Jenis Konten Positif

Jika Mama masih bingung harus mulai dari mana, sebagai sumber inspirasi berikut kami sajikan beberapa jenis konten positif yang patut Mama bagikan di media sosial.

1. Konten Inspiratif

Salah satu hal positif yang dapat Mama lakukan melalui media sosial adalah menginspirasi orang lain menuju kebaikan. Berikut adalah beberapa ide konten yang bisa Mama gunakan:

  • Pengalaman pribadi atau orang lain, baik berupa perjalanan menuju kesuksesan, hikmah kegagalan, maupun kisah kehidupan lain yang menyentuh dan menggugah hati.
  • Kata mutiara (quote). Kini cukup mudah membuat kata mutiara cantik dengan berbagai aplikasi yang tersedia secara gratis. Boleh juga Mama sertakan pengantar sebagai konteks agar lebih terasa personal.
  • Gambar atau foto yang menginspirasi, terutama hasil karya sendiri. Terkadang satu gambar berbicara lebih banyak daripada seribu kata. Ada banyak hal sederhana yang dapat Mama bagikan, lho. Misalnya, foto secangkir kopi bisa menyuntikkan semangat di pagi hari, foto jogging track bisa menginspirasi orang untuk kembali berolahraga, dan foto keindahan alam mengajak orang berjalan-jalan mengagumi ciptaan Tuhan.

2. Konten Edukatif

Konten edukatif adalah hal-hal yang dapat membuat pembacanya menjadi mampu melakukan sesuatu atau memahami sesuatu dengan lebih baik. Apa saja yang bisa Mama tampilkan?
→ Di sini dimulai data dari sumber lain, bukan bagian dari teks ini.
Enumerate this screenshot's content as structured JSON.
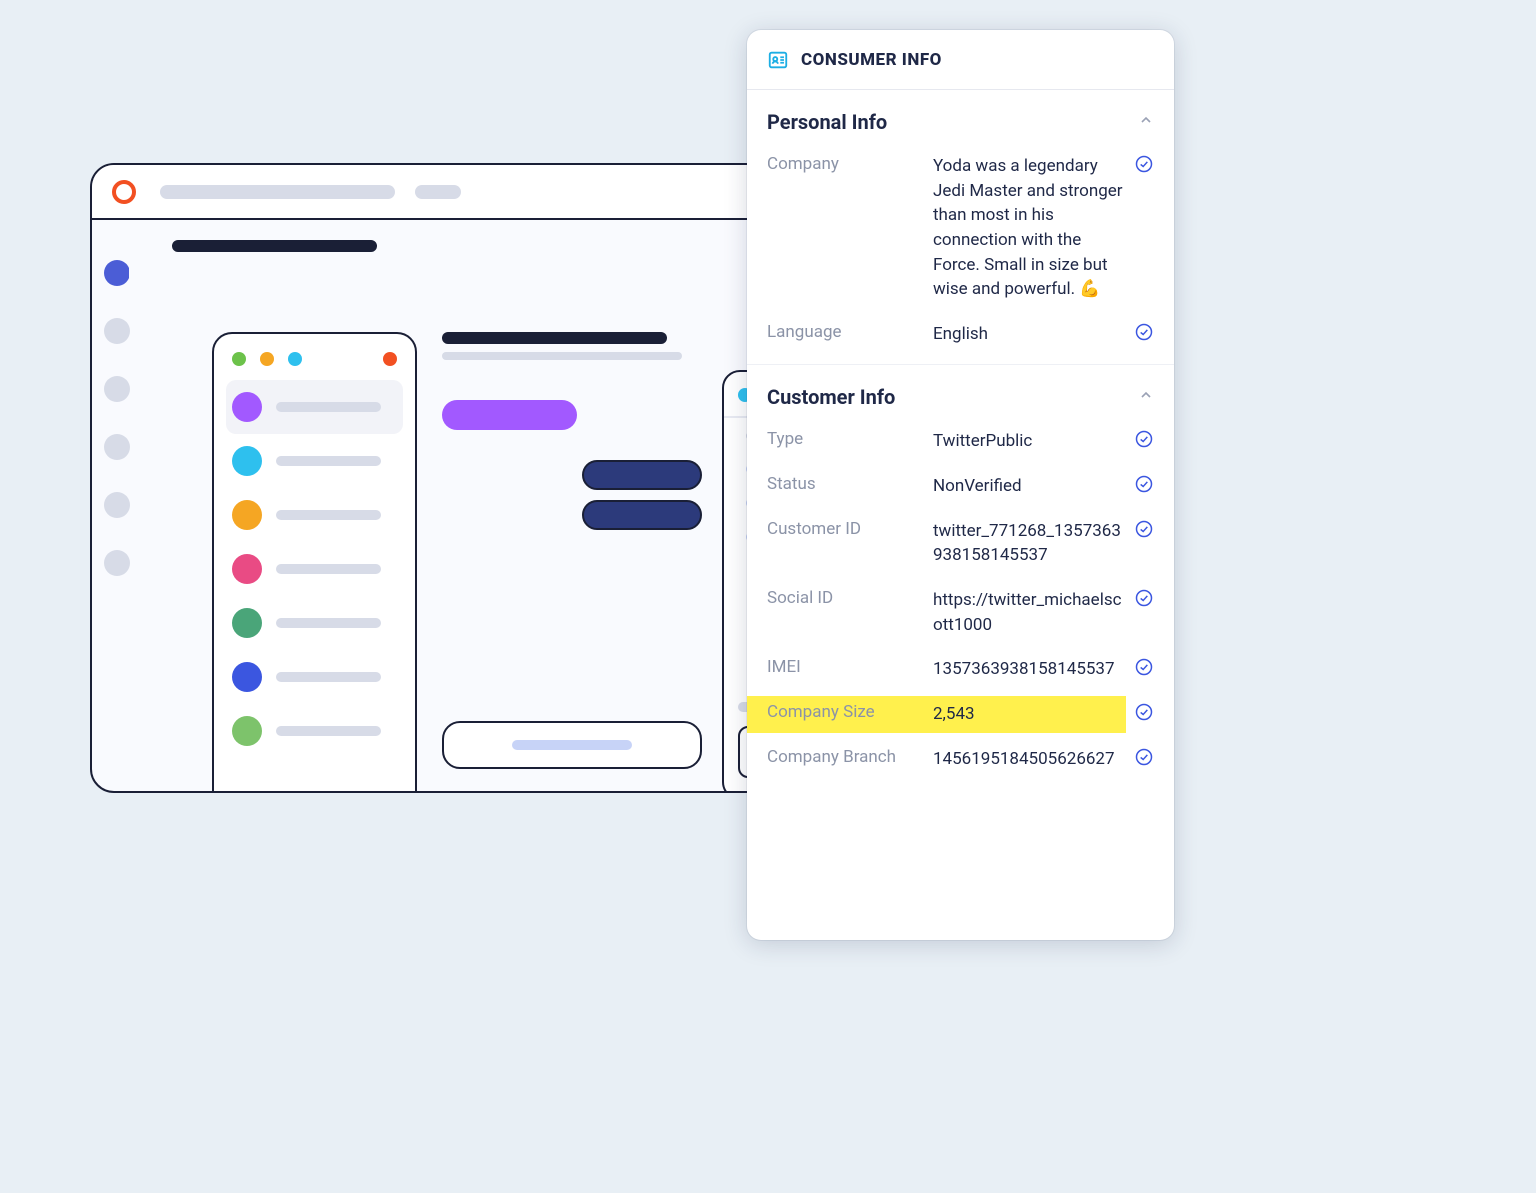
{
  "colors": {
    "accent": "#1caee4",
    "check": "#3b56e0",
    "highlight": "#fff04d"
  },
  "wireframe": {
    "channels": [
      {
        "name": "sail",
        "color": "#a259ff"
      },
      {
        "name": "arrow",
        "color": "#2ec0ee"
      },
      {
        "name": "music",
        "color": "#f5a623"
      },
      {
        "name": "piggy",
        "color": "#e94b84"
      },
      {
        "name": "leaf",
        "color": "#4aa579"
      },
      {
        "name": "globe",
        "color": "#3b56e0"
      },
      {
        "name": "snake",
        "color": "#7dc36b"
      }
    ]
  },
  "panel": {
    "title": "CONSUMER INFO",
    "sections": {
      "personal": {
        "title": "Personal Info",
        "fields": {
          "company": {
            "label": "Company",
            "value": "Yoda was a legendary Jedi Master and stronger than most in his connection with the Force. Small in size but wise and powerful. 💪"
          },
          "language": {
            "label": "Language",
            "value": "English"
          }
        }
      },
      "customer": {
        "title": "Customer Info",
        "fields": {
          "type": {
            "label": "Type",
            "value": "TwitterPublic"
          },
          "status": {
            "label": "Status",
            "value": "NonVerified"
          },
          "customer_id": {
            "label": "Customer ID",
            "value": "twitter_771268_1357363938158145537"
          },
          "social_id": {
            "label": "Social ID",
            "value": "https://twitter_michaelscott1000"
          },
          "imei": {
            "label": "IMEI",
            "value": "1357363938158145537"
          },
          "company_size": {
            "label": "Company Size",
            "value": "2,543"
          },
          "company_branch": {
            "label": "Company Branch",
            "value": "1456195184505626627"
          }
        }
      }
    }
  }
}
  • Tutorial, tips & tricks. Mama punya hobi atau skill tertentu? Sekaranglah saatnya untuk berbagi dengan yang lain. Mama bisa memperagakan bagaimana cara membuat cheesecake yang lezat, tips menyemai benih sayuran anti gagal, tutorial membuat mainan dari kardus, atau trik merapikan lemari baju dengan efisien.
  • Hasil riset, laporan, atau artikel tentang isu tertentu. Mama mungkin punya kepedulian khusus tentang suatu isu, mulai dari lingkungan hidup hingga pergaulan remaja, dan ingin mengajak orang lain agar ikut peduli terhadap isu tersebut. Salah satu cara mengedukasi orang lain adalah dengan menyampaikan hasil penelitian atau fakta-fakta yang relevan. Jangan lupa untuk mengemasnya dengan menarik dan menggunakan bahasa yang mudah dipahami semua kalangan.
  • Opini. Menuliskan opini pribadi Mama juga merupakan salah satu cara mengajak orang lain untuk lebih peduli pada suatu isu. Opini juga dapat merangsang orang lain untuk berpikir dari sudut pandang yang berbeda tentang suatu hal.

3. Konten Informatif

Konten yang berisi informasi juga dapat menjadi sesuatu yang bermanfaat bagi orang lain yang membacanya. Berikut beberapa contoh konten informatif yang dapat Mama unggah di media sosial:

  • Events. Mama bisa menginformasikan kegiatan-kegiatan yang seru dan bermanfaat agar lebih banyak orang yang tahu dan menghadirinya, mulai dari seminar parenting, festival dongeng anak, hingga pesta diskon!
  • Berita terbaru. Mama bisa menyertakan link ke sumber berita terkini atau menulis sendiri konten beritanya. Misalnya, laporan singkat di media sosial tentang kemacetan di suatu titik jalan bisa jadi sangat bermanfaat bagi orang lain agar dapat menghindarinya.
  • Review buku, restoran, film, hingga tempat wisata dapat membantu orang membuat keputusan untuk mencobanya atau tidak.
  • Tautan (link) ke berbagai resource seperti e-book, printables untuk anak-anak, maupun software gratis yang sekiranya dapat bermanfaat untuk orang lain.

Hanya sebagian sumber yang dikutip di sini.